Labour pains …trade unions seek audience with President over labour violations
The meeting underway yesterday in the GTUC’s boardroom, Critchlow Labour College
The meeting underway yesterday in the GTUC’s boardroom, Critchlow Labour College

By Svetlana Marshall
TRADE unions across the divide will be seeking an audience with President David Granger to discuss among other things the industrial relations climate here and the country’s growth and development.

This is according to a joint statement issued by the unions on Thursday, following a high-level meeting at the Critchlow Labour College.

In attendance were presidents and general-secretaries from the Guyana Trades Union Congress (GTUC), the National Union of Public Service Employees, Guyana Postal and Telecommunication Workers Union, Clerical and Commercial Workers Union, General Workers Union, the Guyana Teachers Union, the Union of Agricultural and Allied Workers, Guyana Local Government Officers Union, Printing Industry and Allied Workers Union, Guyana Agricultural and General Workers Union, the National Association of Agricultural, Commercial and Industrial Employees, the Guyana Public Service Union, United Minibus Union and the People’s United and General Workers Union.

The meeting was held to determine and chart a course forward in light of the current threat to the existence of labour, the unions said in their statement. As such, a number of issues were raised, discussed and deliberated upon with respect to workers’ well-being and labour’s role in representing their interests, in the workplace and wider society.

“It is not lost on the trade union community that the state of affairs between employers, including the Government, is one that poses a threat to a harmonious industrial relations climate, production, productivity, and the nation’s overall growth and development,” the unions stated.

The unions said they are concerned that the Constitution of Guyana is being breached by those who fail to recognise trade unions in Guyana as a major stakeholder in the decision-making process.

The Trade Union Recognition Act (Chapter 98:07) Section 23 (1) states that employers are required to treat with recognised trade unions and engage in good-faith negotiations, however, the unions said in many instances the law is being observed in the breach.

“The Guyana Bauxite and General Workers Union (GB&GWU) as in the case of the Bauxite Company of Guyana Incorporated (BCGI) where since 2009 the employer refuses to treat with the union,” the unions pointed out as they cited an example.

They said too that the Guyana Teachers Union has been affected similarly with the Ministry of Education abandoning negotiations and imposing increases in wages and salaries.

Additionally, the unions said the Good-faith principle which guides Collective Bargaining is not being upheld by the Government with respect to its negotiation with the Guyana Public Service Union (GPSU).

The Government has recently indicated that it will go ahead and pay a 1-10 per cent increase to public servants, saying that it was the last offer that will be made to the GPSU. Sugar workers, the unions posited, are also being affected by decisions made in the absence of their unions.

“We are mindful [that] if these violations and transgressions are not addressed soonest they can become widespread with dire consequences,” the unions said, while signalling their intention to dispatch a letter to President Granger.

When the meeting is held, the unions will discuss the steps needed to be taken to correct these anomalies in the system.
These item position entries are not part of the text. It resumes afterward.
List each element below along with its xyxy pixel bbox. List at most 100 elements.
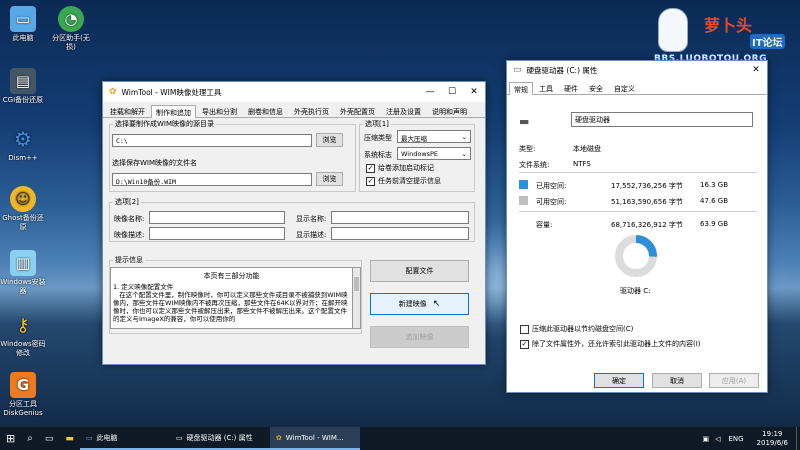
wimtool-titlebar[interactable]: ✿ WimTool - WIM映像处理工具 — ☐ ✕ <box>103 82 485 102</box>
drive-name-input[interactable]: 硬盘驱动器 <box>571 112 753 127</box>
apply-button[interactable]: 应用(A) <box>709 373 759 388</box>
compress-drive-label: 压缩此驱动器以节约磁盘空间(C) <box>532 325 634 333</box>
wimtool-app-icon: ✿ <box>275 433 282 442</box>
info-scrollbar[interactable] <box>352 267 361 329</box>
desktop-icon-password[interactable]: ⚷ Windows密码修改 <box>0 312 46 358</box>
clock-date: 2019/6/6 <box>756 438 788 447</box>
tab-mount[interactable]: 挂载和解开 <box>105 104 150 117</box>
maximize-button[interactable]: ☐ <box>441 82 463 102</box>
compress-label: 压缩类型 <box>364 134 392 142</box>
boot-mark-checkbox[interactable]: ✓ 给卷添加启动标记 <box>366 163 434 173</box>
capacity-bytes: 68,716,326,912 字节 <box>611 221 683 229</box>
task-view-icon[interactable]: ▭ <box>39 427 60 450</box>
taskbar: ⊞ ⌕ ▭ ▬ ▭ 此电脑 ▭ 硬盘驱动器 (C:) 属性 ✿ WimTool - W… <box>0 427 800 450</box>
chevron-down-icon: ⌄ <box>461 150 467 158</box>
desktop-icon-partition-assistant[interactable]: ◔ 分区助手(无损) <box>48 6 94 52</box>
append-image-button[interactable]: 追加映像 <box>370 326 469 348</box>
desktop-icon-this-pc[interactable]: ▭ 此电脑 <box>0 6 46 43</box>
desktop-icon-label: 此电脑 <box>12 34 34 42</box>
type-value: 本地磁盘 <box>573 145 601 153</box>
options2-title: 选项[2] <box>113 197 141 207</box>
display-name-input[interactable] <box>331 211 469 224</box>
wimtool-app-icon: ✿ <box>109 87 117 97</box>
taskbar-item-wimtool[interactable]: ✿ WimTool - WIM... <box>269 427 360 450</box>
clear-info-checkbox[interactable]: ✓ 任务前清空提示信息 <box>366 176 441 186</box>
computer-icon: ▭ <box>85 433 93 442</box>
tab-general[interactable]: 常规 <box>509 82 533 95</box>
properties-titlebar[interactable]: ▭ 硬盘驱动器 (C:) 属性 ✕ <box>507 61 767 79</box>
close-button[interactable]: ✕ <box>745 60 767 80</box>
taskbar-item-properties[interactable]: ▭ 硬盘驱动器 (C:) 属性 <box>169 427 270 450</box>
checkbox-unchecked-icon <box>520 324 529 334</box>
info-textarea[interactable]: 本页有三部分功能 1. 定义映像配置文件 在这个配置文件里，制作映像时，你可以定… <box>110 267 353 329</box>
display-name-label: 显示名称: <box>296 215 327 223</box>
system-flag-label: 系统标志 <box>364 151 392 159</box>
free-gb: 47.6 GB <box>700 197 729 205</box>
tab-customize[interactable]: 自定义 <box>609 81 640 94</box>
start-windows-icon[interactable]: ⊞ <box>0 427 21 450</box>
tab-delete[interactable]: 删卷和信息 <box>243 104 288 117</box>
desktop-icon-windows-installer[interactable]: ▥ Windows安装器 <box>0 250 46 296</box>
tab-shell-config[interactable]: 外壳配置页 <box>335 104 380 117</box>
clock[interactable]: 19:19 2019/6/6 <box>749 427 796 450</box>
language-indicator[interactable]: ENG <box>723 427 748 450</box>
network-icon[interactable]: ▣ <box>699 427 712 450</box>
taskbar-item-this-pc[interactable]: ▭ 此电脑 <box>79 427 170 450</box>
desktop-icon-cgi[interactable]: ▤ CGI备份还原 <box>0 68 46 105</box>
dism-gear-icon: ⚙ <box>14 126 32 151</box>
tab-export[interactable]: 导出和分割 <box>197 104 242 117</box>
taskbar-item-label: 此电脑 <box>96 433 118 442</box>
desktop-icon-label: Windows密码修改 <box>0 340 46 357</box>
new-image-button[interactable]: 新建映像 ↖ <box>370 293 469 315</box>
image-name-input[interactable] <box>149 211 285 224</box>
source-label: 选择要制作成WIM映像的源目录 <box>113 119 217 129</box>
free-swatch <box>519 196 528 205</box>
tab-register[interactable]: 注册及设置 <box>381 104 426 117</box>
config-file-button[interactable]: 配置文件 <box>370 260 469 282</box>
info-heading: 本页有三部分功能 <box>203 272 260 280</box>
file-explorer-icon[interactable]: ▬ <box>59 427 80 450</box>
filesystem-label: 文件系统: <box>519 161 550 169</box>
info-title: 提示信息 <box>113 255 145 265</box>
compress-drive-checkbox[interactable]: 压缩此驱动器以节约磁盘空间(C) <box>520 324 633 334</box>
scrollbar-thumb[interactable] <box>354 277 359 291</box>
search-icon[interactable]: ⌕ <box>21 427 39 450</box>
minimize-button[interactable]: — <box>419 82 441 102</box>
ghost-icon: ☺ <box>10 186 36 212</box>
tab-shell-exec[interactable]: 外壳执行页 <box>289 104 334 117</box>
ok-button[interactable]: 确定 <box>594 373 644 388</box>
source-dir-input[interactable]: C:\ <box>112 134 312 147</box>
cancel-button[interactable]: 取消 <box>652 373 702 388</box>
used-gb: 16.3 GB <box>700 181 729 189</box>
capacity-label: 容量: <box>536 221 553 229</box>
clear-info-label: 任务前清空提示信息 <box>378 177 441 185</box>
tab-create[interactable]: 制作和追加 <box>151 105 196 118</box>
properties-title: 硬盘驱动器 (C:) 属性 <box>526 65 598 75</box>
hard-drive-icon: ▬ <box>519 115 530 128</box>
show-desktop-button[interactable] <box>796 427 800 450</box>
system-flag-select[interactable]: WindowsPE ⌄ <box>397 147 471 160</box>
free-label: 可用空间: <box>536 198 567 206</box>
logo-badge: IT论坛 <box>750 34 785 49</box>
logo-title: 萝卜头 <box>704 16 753 35</box>
computer-icon: ▭ <box>10 6 36 32</box>
image-desc-input[interactable] <box>149 227 285 240</box>
clock-time: 19:19 <box>762 429 783 438</box>
tab-hardware[interactable]: 硬件 <box>559 81 583 94</box>
index-content-label: 除了文件属性外，还允许索引此驱动器上文件的内容(I) <box>532 340 701 348</box>
browse-save-button[interactable]: 浏览 <box>316 172 343 186</box>
close-button[interactable]: ✕ <box>463 82 485 102</box>
desktop-icon-diskgenius[interactable]: G 分区工具DiskGenius <box>0 372 46 418</box>
display-desc-input[interactable] <box>331 227 469 240</box>
compress-select[interactable]: 最大压缩 ⌄ <box>397 130 471 143</box>
tab-tools[interactable]: 工具 <box>534 81 558 94</box>
index-content-checkbox[interactable]: ✓ 除了文件属性外，还允许索引此驱动器上文件的内容(I) <box>520 339 701 349</box>
save-file-input[interactable]: D:\Win10备份.WIM <box>112 173 312 186</box>
speaker-icon[interactable]: ◁ <box>712 427 723 450</box>
compress-value: 最大压缩 <box>401 135 427 143</box>
tab-about[interactable]: 说明和声明 <box>427 104 472 117</box>
desktop-icon-ghost[interactable]: ☺ Ghost备份还原 <box>0 186 46 232</box>
tab-security[interactable]: 安全 <box>584 81 608 94</box>
desktop-icon-dism[interactable]: ⚙ Dism++ <box>0 126 46 163</box>
browse-source-button[interactable]: 浏览 <box>316 133 343 147</box>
The unions reminded that they will continue to be guided by their constitutional duty, rights and responsibilities stipulated in Articles 38, 147, and 149C. With the exception of the GLU and the Amalgamated Transport and General Workers Union, all the other unions were in attendance.

Earlier this week, GTUC’s General-Secretary Lincoln Lewis told this newspaper in an interview that it is important to convene the meeting, given the number of “flagrant violations to the Guyana Constitution, Laws of Guyana, International Labour Organization (ILO) Conventions, and respect for time-honoured principles.”

“These matters have direct impact on the survival and well-being of our right to exist as a stakeholder in this society, and be part of the decision-making processes that affect the well-being of our membership,” Lewis stated.

Lewis had said too that matters involving the Bauxite Company of Guyana Incorporated (BCGI) and RUSAL will be among top issues on the agenda. The GTUC has long accused the Russian bauxite company (RUSAL) of disregarding its workers’ rights to operate in safe conditions. Fifty-seven persons were, in 2009, dismissed by RUSAL in a matter which remains unresolved.

Additionally, the company has failed to recognise the union representing those workers.

“On every occasion that the ministry has met with the BCGI on RUSAL, the issue of engaging with the trade union has not been discussed. What they are doing [is that] they are walking around that issue; they have never said, and they do not say, that the Guyana Bauxite and General Workers’ Union (GB&GWU) is the recognised trade union for the workers; they [are] always talking in abstract about respecting [the] workers’ right to join a union,” Lewis declared.

He said failure to engage the union is a breach of the law – Section 23 (1) of the Trade Union Recognition Act. “So it comes over as if the Government or the Ministry of Labour is an accomplice of the act of seeking to keep the union from representing the workers,” Lewis charged.

Lewis is also contending that the Government is promoting and protecting the interests of the business community and doing the contrary for labour.